Council Watch: Seasons Change
The intricacies of city ordinances made the Four Seasons Residences the first residential property to get charged the parkland dedication fee, which requires developers to set aside space for parkland or fork over an equivalent amount of cash. Over protest from Council Member Beverly Griffith, the city asked the developers of the high-end ($300,000 to $3 million) condo project to cough up just $187,192 in fees -- a 93% reduction from the $2.6 million the property was originally slated to be charged.
The council debate centered on the importance of enforcing the parkland fee versus the social and environmental benefits of promoting residential space downtown. A 5-2 vote in favor of reducing the fee put encouraging downtown residences first. (Mayor Pro Tem Goodman sided with Griffith, who wanted the developer to pay the entire $2.6 million, in voting against the motion; Goodman's earlier substitute motion, voted down in another 5-2 split, would have required the developer to pay the cost of refurbishing the now-empty Palm Park pool, located a few blocks from the residence.)
"This is the first time that [we've] ever had to implement the parkland dedication ordinance in the downtown district," Parks Director Jesus Olivares told the council Thursday. "With the spirit that council has had in the previous years to attract development into the downtown area, staff felt that the amount was excessive in view of encouraging development downtown. We spoke to the developer and we came up with a recommendation." Olivares noted, though, that this was "not a recommendation that the developer agrees to."
The developers don't want to be charged anything at all, of course, claiming the fee ordinance is being arbitrarily applied to the Four Seasons development. "The current parkland dedication fee process is haphazard and is set up to catch only some, but not all residential development," said developer Art Carpenter. "This places a heavy burden on some and provides others with a free ride. A new system should be put in place that evenly and fairly places this responsibility on the shoulders of all residential developments."
After all, the parkland dedication fee never would have been charged if the property hadn't had to go through the subdivision process which triggers the fee. And the site never would have had to go through the subdivision process -- an unusual measure for a small downtown lot -- if the site's original plat hadn't restricted further development on the site to the office tower planned in 1983, precluding the residential tower that developers now want to build.
Though the council admitted that it's a Byzantine set of circumstances that led them to charge the fee, they were disinclined to let the developers wriggle free, noting that downtown parks could use the money.
Downtown "is a very urban setting, and we are trying to make it even more intensely urban," Goodman said. "What we're trying to do is incorporate greenery and pedestrian-friendly trails or corridors everywhere, so I cannot say waive the fee, even though I understand that Mr. Carpenter is probably the only person who ever has and who ever will be caught by this ordinance."
Road Work Ahead
Two other items passed on Thursday will address transportation issues in a world without light rail. The council voted on consent to commit matching dollars to local projects scheduled to be considered by the Texas Transportation Commission on Feb. 22. Though the amount of money the city can offer in matching dollars is likely a drop in the bucket for most any major transportation project, it may be enough to get the state to take proposed projects in Central Texas seriously. Projects that the TTC may be asked to help fund could include improvements to MoPac and Loyola Lane, though specifics were left out of the vote.
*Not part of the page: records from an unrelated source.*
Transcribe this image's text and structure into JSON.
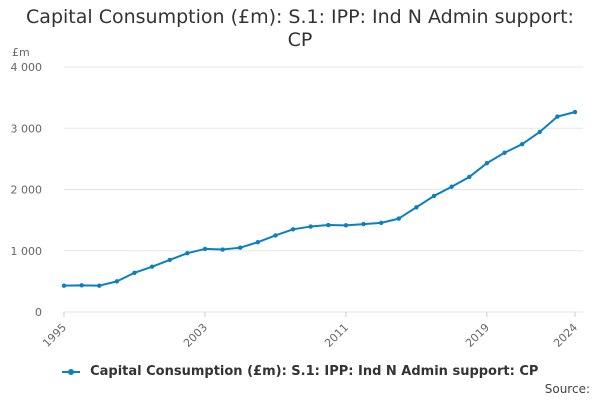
{
  "chart_data": {
    "type": "line",
    "title": "Capital Consumption (£m): S.1: IPP: Ind N Admin support: CP",
    "ylabel": "£m",
    "xlabel": "",
    "x_ticks": [
      "1995",
      "2003",
      "2011",
      "2019",
      "2024"
    ],
    "y_ticks": [
      "0",
      "1 000",
      "2 000",
      "3 000",
      "4 000"
    ],
    "ylim": [
      0,
      4000
    ],
    "xlim": [
      1995,
      2024
    ],
    "grid": "horizontal",
    "legend": "bottom",
    "colors": {
      "series": "#0c7fc1",
      "grid": "#e6e6e6"
    },
    "series": [
      {
        "name": "Capital Consumption (£m): S.1: IPP: Ind N Admin support: CP",
        "x": [
          1995,
          1996,
          1997,
          1998,
          1999,
          2000,
          2001,
          2002,
          2003,
          2004,
          2005,
          2006,
          2007,
          2008,
          2009,
          2010,
          2011,
          2012,
          2013,
          2014,
          2015,
          2016,
          2017,
          2018,
          2019,
          2020,
          2021,
          2022,
          2023,
          2024
        ],
        "values": [
          430,
          435,
          430,
          500,
          640,
          740,
          850,
          960,
          1030,
          1020,
          1050,
          1140,
          1250,
          1350,
          1395,
          1420,
          1415,
          1435,
          1455,
          1525,
          1710,
          1895,
          2045,
          2205,
          2430,
          2600,
          2740,
          2940,
          3190,
          3265
        ]
      }
    ]
  },
  "source_label": "Source:"
}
Money for the matching funds, some $6.1 million, will come from proceeds from this year's $15 million increment of the transportation bonds approved in last November's election. Another item on last week's agenda, also passed on consent, directed the city manager to negotiate with Capital Metro on how the quarter-cent of sales tax set aside for light rail should be spent. Capital Metro's board voted last month to return the $33 million from the quarter-cent to the jurisdictions it came from; about 97% of that, or about $32 million, will return to the city of Austin. The returned money must be used for transportation improvements other than those that are already planned by jurisdictions (i.e., it cannot be used to replace already allocated funds.) The money returned to Austin will be used for projects "approved by the voters," said Council Member Daryl Slusher.
To Market, to Market
A briefing this week will address the possibility of electric utility deregulation, though given the current dereg crises in California, it's not likely to be a popular idea. (See "Austin Stories," p.20, for more on the city's position on deregulation.) An ordinance coming before the council this week would require that "certain conditions be met" before the city could decide to opt in to deregulation. Yet another vote, in accordance with the 76th Legislature's Senate Bill 7, would identify Austin Energy records that fall into the category of "competitive matters" for the purposes of the Texas Open Meetings Act. ("Competitive matters" being, of course, matters AE would like to keep secret when utility deregulation begins around the state.) The recommendation to keep competitive information "protected" was made by a focus group of consumer advocates, energy consultants, and citizens; the resolution met with opposition from open records advocates Paul Robbins, Tom Smith (Public Citizen), and Kathy Mitchell (ACLU), who wrote a minority opinion opposing the recommendation. SB 7 restructured the electric utility industry, but left cities like Austin with the option to opt out of deregulation.